VAT grouping in the care sector – should you be taking action?
What has happened?
For several years, some care providers have secured VAT savings by restructuring the provision of care utilising a non-state regulated business. In April 2025, HMRC issued a policy paper confirming that it considers use of such structures to constitute VAT avoidance, adding the arrangements to HMRC’s list of tax avoidance schemes.
The initial response
The policy statement, whilst a shock for some, does bring clarity on HMRC’s view on these arrangements. HMRC has been aware of their use in the care sector, and has accepted VAT grouping registrations, input tax reclaims and inspected taxpayers, without raising concerns. However, a definitive view on the VAT position was not available, leaving uncertainty, until now.
We have seen a mixed response, with providers falling into five categories.
- Under Investigation – HMRC has already begun investigating providers. The approach seems sporadic and not limited to geographic area, type of care provided or level of turnover.
- Reviewing – as directed by HMRC, some providers have taken independent professional advice to review the arrangements, complete impact assessments, and consider next steps.
- Notifying – others have proactively notified HMRC that they operate the structure and are completing the independent review detailed above.
- Unwinding – some are taking immediate action to unwind the arrangements.
- Waiting – others are doing nothing and awaiting contact from HMRC.
Local authorities, ICBs and NHS bodies are also adopting a variety of approaches, regardless of them receiving separate communications from HMRC. This includes not paying VAT on invoices or disengaging with providers utilising the arrangements.
What powers do HMRC have?
HMRC’s powers are wide ranging and are embedded in legislation and/or case law. These include:
- The power to deny VAT grouping for new arrangements
- The right to request and inspect documentation
- Issuing de-grouping notices, and
- utilising powers to unwind arrangements under the “Halifax” principle
What should providers be doing?
Organisations that have not yet taken action may still be asking whether they should they be taking action now? Our view is absolutely, yes!

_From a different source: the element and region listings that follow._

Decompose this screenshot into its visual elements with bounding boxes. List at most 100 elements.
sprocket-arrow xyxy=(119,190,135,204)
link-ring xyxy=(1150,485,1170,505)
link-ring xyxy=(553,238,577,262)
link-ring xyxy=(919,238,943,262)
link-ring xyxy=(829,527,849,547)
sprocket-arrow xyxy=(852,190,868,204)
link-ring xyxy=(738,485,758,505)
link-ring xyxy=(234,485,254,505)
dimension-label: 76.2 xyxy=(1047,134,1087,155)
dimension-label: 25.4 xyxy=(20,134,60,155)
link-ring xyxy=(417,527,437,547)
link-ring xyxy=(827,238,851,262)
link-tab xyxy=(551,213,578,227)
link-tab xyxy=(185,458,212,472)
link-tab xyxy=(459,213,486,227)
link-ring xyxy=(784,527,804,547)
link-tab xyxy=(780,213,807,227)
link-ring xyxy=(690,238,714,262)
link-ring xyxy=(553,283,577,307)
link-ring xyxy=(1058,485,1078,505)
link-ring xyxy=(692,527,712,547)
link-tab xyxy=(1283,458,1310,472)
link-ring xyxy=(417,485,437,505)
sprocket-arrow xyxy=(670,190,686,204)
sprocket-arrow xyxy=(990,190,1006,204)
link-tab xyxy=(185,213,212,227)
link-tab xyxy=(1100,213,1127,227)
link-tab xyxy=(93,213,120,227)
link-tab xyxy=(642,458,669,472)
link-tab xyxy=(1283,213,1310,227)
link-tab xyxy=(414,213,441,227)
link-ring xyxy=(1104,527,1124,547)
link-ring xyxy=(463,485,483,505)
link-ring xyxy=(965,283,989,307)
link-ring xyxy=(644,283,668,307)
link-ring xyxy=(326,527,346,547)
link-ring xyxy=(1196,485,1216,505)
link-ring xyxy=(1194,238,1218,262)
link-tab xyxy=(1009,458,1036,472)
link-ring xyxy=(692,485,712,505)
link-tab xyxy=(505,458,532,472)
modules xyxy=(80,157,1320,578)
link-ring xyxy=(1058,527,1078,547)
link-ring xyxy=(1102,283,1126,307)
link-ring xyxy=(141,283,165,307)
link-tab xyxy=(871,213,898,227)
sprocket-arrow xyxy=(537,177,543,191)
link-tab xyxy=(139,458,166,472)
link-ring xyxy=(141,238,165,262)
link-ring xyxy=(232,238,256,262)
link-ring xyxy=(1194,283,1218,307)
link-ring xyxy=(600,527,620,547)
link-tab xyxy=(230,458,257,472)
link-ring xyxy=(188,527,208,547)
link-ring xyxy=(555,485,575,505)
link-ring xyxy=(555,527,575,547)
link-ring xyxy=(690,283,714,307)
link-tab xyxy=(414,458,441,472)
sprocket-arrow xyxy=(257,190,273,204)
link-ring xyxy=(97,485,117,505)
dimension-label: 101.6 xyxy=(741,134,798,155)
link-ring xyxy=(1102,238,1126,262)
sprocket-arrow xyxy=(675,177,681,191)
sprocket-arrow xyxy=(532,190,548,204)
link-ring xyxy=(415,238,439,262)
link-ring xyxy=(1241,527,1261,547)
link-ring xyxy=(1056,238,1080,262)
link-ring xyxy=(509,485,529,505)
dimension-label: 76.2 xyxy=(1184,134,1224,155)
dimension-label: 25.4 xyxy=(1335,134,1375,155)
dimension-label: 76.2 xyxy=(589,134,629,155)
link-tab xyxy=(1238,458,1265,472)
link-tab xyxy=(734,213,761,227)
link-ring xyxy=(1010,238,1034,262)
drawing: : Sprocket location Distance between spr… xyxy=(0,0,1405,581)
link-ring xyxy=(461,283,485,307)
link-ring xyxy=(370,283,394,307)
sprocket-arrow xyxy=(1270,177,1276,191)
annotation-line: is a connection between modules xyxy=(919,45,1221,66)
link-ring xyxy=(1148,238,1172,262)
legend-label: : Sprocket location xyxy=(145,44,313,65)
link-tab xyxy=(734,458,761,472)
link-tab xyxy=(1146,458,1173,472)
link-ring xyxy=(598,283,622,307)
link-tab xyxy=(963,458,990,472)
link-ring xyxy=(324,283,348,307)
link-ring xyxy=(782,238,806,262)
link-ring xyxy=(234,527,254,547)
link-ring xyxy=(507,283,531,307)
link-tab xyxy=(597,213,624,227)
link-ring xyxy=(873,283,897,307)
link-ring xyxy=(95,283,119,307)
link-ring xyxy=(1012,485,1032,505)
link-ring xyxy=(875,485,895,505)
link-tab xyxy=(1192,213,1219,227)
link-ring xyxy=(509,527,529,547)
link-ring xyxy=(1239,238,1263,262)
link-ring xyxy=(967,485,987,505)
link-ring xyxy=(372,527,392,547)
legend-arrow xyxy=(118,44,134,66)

Providers should be reviewing their arrangements and proactively engaging with HMRC on this matter (if required). Not only does this approach prevent a costly and time-consuming HMRC investigation but by taking an informed position, you can control the dialogue with HMRC, commissioners and other stakeholders. Doing nothing, and awaiting HMRC challenge, is a risky approach, which could prove more expensive in the long run as penalties and interest will add to the final bill.
A question of time
Initial indications from HMRC are that it will not seek tax retrospectively. However, what is not clear is whether HMRC will only take a prospective approach using their de-grouping powers and restrict changes to the date a termination notice is issued. Or whether, for those that are not proactively engaging with HMRC, will HMRC adopt a Halifax based argument and seek to assess for VAT from the date the policy paper was issued (24 April 2025).